No one I've every asked about this cares about Android vs iPhone. No one.
No one apart from the Parents uses the built in messaging and SMS.
But then the Parent groups all use Facebook Messenger for most group comms.
The whole green / blue bubble thing is either over played by the Press or purley a US Phenomenon.
But given the marketshare of the iPhone with teenagers in the US, it seems it's possibly less of an issue its made out to be due to the fact that most people have iPhones anyway!
I think you missed the entire point of the comment above. It's not about iOS vs Android but about not being included socially, regardless of the platform. Imagine in your example where one kid in a group didn't use Discord, they'd be effectively cut off.
Again you miss the point entirely. This is not Apple vs Android. This is teenagers not being given a choice whether or not to use social media generally.
The fact is if everyone else uses it, this precludes them from many normal interactions that get replaced by social media. It's a cultural thing as much as it is a personal thing. You will feel excluded if you don't use it, so unless everyone changes, it's hard for you to change.
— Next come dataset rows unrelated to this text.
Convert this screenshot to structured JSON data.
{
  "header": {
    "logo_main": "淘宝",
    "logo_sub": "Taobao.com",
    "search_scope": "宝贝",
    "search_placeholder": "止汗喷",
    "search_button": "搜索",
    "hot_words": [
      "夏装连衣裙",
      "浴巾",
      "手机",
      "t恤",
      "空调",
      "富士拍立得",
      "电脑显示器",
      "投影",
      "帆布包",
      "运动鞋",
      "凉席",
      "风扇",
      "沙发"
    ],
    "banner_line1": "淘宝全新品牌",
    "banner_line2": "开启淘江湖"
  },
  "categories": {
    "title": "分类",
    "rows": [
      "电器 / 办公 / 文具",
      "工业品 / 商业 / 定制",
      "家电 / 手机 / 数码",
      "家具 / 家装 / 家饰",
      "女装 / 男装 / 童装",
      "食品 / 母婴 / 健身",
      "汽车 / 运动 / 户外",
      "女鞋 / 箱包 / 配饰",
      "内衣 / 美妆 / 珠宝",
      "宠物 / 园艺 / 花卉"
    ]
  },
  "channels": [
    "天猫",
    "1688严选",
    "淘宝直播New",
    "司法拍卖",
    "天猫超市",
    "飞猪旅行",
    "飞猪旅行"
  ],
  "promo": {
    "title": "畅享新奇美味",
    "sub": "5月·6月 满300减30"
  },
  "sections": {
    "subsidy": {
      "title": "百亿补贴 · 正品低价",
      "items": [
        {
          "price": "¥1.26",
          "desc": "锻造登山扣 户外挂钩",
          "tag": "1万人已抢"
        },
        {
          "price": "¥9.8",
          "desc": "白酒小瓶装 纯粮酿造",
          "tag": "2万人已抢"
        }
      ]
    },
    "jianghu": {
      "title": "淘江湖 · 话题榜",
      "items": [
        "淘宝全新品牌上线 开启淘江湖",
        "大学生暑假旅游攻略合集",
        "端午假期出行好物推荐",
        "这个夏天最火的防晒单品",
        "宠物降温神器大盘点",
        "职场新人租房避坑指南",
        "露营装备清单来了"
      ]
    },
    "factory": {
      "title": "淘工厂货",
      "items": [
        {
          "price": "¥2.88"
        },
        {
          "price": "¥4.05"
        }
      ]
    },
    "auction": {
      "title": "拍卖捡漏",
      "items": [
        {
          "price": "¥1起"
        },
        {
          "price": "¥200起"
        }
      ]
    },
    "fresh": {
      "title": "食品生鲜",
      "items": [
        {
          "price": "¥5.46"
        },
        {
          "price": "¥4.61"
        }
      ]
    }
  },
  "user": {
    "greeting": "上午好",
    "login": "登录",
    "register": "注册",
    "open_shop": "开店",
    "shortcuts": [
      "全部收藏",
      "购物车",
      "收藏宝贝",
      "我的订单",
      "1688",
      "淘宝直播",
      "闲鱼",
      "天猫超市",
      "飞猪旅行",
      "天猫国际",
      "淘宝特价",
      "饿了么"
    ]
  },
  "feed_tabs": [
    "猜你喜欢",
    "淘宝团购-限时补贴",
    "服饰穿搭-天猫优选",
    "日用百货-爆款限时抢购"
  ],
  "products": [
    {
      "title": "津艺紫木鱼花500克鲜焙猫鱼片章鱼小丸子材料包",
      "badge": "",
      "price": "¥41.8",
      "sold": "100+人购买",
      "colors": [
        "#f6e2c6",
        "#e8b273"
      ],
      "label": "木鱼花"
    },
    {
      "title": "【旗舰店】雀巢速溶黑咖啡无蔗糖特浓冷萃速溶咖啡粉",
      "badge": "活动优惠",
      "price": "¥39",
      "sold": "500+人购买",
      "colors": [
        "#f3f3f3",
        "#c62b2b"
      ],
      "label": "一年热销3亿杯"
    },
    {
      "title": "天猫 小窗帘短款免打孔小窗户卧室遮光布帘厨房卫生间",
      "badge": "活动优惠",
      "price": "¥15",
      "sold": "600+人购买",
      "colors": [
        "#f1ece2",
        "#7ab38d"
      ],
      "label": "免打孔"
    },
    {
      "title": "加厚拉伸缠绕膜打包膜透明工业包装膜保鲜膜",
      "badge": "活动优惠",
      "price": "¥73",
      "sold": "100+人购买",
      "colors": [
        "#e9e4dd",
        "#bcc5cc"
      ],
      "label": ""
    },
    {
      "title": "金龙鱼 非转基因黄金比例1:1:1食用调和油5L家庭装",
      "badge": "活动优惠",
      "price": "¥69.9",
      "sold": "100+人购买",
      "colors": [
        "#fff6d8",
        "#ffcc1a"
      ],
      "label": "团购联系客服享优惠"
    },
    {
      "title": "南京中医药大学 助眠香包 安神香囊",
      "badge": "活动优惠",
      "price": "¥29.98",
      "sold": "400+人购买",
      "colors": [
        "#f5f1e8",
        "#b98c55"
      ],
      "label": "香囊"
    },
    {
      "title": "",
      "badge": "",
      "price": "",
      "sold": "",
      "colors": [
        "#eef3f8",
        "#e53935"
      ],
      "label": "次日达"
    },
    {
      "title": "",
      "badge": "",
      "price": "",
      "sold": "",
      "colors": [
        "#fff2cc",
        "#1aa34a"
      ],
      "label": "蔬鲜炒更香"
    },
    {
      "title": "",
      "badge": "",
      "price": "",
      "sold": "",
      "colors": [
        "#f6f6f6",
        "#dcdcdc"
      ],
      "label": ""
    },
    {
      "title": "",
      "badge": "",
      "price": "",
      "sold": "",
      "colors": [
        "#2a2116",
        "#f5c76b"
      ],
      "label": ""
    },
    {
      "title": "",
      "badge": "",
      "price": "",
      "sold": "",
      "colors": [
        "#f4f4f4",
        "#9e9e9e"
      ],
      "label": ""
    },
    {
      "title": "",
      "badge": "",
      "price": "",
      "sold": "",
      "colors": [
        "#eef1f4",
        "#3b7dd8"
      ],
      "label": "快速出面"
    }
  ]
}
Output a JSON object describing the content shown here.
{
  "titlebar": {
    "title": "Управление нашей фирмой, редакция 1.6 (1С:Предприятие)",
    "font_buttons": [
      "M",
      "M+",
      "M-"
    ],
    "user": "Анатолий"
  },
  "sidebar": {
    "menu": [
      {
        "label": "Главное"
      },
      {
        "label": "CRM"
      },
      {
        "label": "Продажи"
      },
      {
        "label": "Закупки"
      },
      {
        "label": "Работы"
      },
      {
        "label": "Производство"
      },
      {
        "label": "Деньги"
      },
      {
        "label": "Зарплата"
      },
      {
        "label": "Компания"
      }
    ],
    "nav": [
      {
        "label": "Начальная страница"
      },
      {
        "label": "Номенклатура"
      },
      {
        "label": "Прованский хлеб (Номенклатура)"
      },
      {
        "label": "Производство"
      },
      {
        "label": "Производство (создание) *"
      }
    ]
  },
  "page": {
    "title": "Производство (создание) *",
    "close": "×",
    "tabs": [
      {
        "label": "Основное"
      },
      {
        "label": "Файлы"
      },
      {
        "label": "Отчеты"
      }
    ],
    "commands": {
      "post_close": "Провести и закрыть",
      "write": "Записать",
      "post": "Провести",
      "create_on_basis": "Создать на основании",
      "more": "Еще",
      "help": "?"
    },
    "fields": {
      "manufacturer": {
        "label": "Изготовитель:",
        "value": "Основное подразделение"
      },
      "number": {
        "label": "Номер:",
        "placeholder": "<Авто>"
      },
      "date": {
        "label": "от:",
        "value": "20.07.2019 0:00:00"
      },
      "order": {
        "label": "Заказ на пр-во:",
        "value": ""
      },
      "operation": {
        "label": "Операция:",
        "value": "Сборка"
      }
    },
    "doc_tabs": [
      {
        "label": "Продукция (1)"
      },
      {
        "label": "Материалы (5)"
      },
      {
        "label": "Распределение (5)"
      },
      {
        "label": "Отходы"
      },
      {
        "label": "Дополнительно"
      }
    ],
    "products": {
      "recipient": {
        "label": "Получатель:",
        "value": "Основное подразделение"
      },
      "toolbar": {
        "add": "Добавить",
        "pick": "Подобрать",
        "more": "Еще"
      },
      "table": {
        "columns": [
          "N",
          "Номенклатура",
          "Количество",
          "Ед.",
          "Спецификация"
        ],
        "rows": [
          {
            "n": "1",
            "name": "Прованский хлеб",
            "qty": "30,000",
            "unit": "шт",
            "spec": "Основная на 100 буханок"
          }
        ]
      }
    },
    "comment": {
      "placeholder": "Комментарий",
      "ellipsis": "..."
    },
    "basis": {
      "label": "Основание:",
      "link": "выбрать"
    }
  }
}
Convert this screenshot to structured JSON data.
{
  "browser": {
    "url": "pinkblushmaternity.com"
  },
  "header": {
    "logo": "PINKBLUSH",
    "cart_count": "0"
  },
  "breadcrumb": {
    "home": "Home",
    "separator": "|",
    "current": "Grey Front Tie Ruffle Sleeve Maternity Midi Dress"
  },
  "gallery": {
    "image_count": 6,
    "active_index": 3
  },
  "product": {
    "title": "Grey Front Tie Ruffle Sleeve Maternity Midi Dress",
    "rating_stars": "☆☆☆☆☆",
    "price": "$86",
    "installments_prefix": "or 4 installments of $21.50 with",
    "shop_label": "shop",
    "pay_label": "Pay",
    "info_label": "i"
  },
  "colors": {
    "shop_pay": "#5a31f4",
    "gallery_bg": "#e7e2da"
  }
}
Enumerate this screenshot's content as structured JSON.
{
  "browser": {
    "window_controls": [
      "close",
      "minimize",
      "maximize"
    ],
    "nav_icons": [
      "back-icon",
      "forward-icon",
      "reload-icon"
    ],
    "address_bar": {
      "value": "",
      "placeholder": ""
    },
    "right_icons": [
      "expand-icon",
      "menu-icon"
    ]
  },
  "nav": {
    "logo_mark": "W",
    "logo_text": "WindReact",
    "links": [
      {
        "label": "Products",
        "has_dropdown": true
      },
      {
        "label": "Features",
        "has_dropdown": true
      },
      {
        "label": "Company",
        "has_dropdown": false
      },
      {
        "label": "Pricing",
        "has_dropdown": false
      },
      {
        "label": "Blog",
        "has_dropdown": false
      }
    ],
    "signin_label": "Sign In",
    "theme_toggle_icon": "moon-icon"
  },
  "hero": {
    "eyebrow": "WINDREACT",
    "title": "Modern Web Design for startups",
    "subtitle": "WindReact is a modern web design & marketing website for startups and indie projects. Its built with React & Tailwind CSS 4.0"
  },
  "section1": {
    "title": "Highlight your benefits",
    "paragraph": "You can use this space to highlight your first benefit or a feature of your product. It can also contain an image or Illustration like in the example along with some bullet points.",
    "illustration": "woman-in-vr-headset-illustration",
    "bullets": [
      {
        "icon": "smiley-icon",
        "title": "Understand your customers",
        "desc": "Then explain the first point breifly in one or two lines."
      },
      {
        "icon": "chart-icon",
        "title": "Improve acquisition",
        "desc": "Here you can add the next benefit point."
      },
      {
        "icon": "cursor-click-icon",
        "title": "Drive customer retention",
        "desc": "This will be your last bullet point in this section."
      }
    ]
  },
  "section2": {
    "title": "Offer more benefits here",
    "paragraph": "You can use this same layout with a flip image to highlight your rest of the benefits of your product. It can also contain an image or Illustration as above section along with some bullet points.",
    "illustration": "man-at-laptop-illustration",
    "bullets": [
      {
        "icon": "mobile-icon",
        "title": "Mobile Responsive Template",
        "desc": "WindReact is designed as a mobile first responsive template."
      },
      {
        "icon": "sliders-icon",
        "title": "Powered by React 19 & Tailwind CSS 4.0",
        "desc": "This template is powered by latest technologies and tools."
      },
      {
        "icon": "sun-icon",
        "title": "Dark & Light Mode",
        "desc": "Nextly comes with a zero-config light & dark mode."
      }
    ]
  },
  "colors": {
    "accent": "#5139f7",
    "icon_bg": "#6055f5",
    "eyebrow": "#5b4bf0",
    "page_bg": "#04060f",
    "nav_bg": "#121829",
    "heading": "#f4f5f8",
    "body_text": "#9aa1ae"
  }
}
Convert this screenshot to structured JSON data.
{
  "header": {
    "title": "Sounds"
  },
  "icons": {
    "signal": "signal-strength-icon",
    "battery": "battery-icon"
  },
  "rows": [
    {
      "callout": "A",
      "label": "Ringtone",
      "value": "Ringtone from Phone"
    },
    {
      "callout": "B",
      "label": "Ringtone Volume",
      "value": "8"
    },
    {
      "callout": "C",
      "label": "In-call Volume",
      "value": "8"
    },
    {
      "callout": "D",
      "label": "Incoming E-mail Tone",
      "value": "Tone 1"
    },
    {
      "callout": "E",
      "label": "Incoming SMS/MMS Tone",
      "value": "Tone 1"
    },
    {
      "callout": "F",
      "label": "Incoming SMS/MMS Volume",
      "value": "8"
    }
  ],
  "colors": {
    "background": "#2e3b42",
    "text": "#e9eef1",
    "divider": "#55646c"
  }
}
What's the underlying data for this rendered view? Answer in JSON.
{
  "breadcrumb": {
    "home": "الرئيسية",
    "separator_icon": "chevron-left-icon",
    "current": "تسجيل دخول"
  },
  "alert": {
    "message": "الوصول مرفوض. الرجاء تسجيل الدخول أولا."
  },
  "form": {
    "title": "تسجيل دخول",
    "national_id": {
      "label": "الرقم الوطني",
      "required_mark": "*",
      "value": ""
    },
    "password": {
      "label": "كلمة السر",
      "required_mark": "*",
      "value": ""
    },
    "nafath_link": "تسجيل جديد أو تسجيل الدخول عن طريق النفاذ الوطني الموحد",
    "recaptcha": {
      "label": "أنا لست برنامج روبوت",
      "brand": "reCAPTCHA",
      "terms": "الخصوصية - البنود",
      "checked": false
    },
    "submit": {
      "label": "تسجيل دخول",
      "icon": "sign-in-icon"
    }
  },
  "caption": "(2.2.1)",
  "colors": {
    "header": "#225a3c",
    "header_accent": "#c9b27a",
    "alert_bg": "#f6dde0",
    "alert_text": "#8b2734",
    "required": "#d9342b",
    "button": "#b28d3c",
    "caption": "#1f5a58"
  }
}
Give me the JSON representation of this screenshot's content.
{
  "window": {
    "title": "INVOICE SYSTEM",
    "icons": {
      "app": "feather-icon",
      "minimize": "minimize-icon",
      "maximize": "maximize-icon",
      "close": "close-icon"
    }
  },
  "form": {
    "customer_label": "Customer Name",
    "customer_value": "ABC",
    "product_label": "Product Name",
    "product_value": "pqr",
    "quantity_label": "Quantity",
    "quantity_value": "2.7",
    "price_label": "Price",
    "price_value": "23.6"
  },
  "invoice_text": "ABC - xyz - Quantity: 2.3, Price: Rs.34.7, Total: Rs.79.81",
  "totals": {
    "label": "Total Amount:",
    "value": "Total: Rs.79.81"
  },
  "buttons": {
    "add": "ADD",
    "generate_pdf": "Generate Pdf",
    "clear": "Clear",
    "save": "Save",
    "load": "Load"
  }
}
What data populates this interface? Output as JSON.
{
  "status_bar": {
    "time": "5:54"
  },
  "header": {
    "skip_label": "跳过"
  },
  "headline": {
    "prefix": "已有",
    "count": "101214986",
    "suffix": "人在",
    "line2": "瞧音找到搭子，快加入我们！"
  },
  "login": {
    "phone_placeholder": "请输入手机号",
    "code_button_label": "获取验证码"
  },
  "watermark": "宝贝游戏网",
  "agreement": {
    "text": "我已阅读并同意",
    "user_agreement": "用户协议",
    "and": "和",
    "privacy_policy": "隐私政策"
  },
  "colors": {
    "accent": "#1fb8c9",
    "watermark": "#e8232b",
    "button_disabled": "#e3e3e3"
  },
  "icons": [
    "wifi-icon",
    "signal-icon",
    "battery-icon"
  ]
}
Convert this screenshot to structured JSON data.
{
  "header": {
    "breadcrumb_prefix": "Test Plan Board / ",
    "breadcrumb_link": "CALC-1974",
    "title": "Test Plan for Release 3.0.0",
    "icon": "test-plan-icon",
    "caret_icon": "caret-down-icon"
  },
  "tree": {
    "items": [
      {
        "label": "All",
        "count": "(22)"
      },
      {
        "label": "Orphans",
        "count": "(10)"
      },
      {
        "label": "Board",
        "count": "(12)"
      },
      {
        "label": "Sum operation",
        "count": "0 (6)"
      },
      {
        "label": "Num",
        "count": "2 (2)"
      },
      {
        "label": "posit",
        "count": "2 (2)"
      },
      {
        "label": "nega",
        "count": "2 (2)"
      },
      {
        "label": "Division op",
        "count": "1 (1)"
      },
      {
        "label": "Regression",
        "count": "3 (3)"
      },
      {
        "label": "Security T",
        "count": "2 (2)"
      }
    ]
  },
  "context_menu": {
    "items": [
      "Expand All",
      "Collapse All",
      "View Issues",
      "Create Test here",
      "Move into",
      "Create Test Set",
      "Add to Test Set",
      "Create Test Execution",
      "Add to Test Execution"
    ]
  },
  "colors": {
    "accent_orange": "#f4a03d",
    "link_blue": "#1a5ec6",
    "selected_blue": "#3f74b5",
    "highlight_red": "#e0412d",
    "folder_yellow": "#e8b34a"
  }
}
That takes a determination even many adults lack.
The harmful effects of social media are not eliminated by choosing not to participate. They have a cultural impact (both benefit and harm) that expands beyond an individuals choice. We should reconsider how to handle teenagers on social media as a society. Not just tell them to preclude themselves if it's harming them.
It's less about the color and more about the lack of feature parity. If one person joins it can downgrade the experience for everyone. This isn't the teenagers fault, they're just responding to product behavior.
When I was a teenager, I responded to shitty product behavior by switching products. But that was an era where you had a half dozen competing desktop messengers as well as third party client options for most of them. We need to make adversarial interoperability possible again so users are not at the mercy of tech companies and their marketing teams.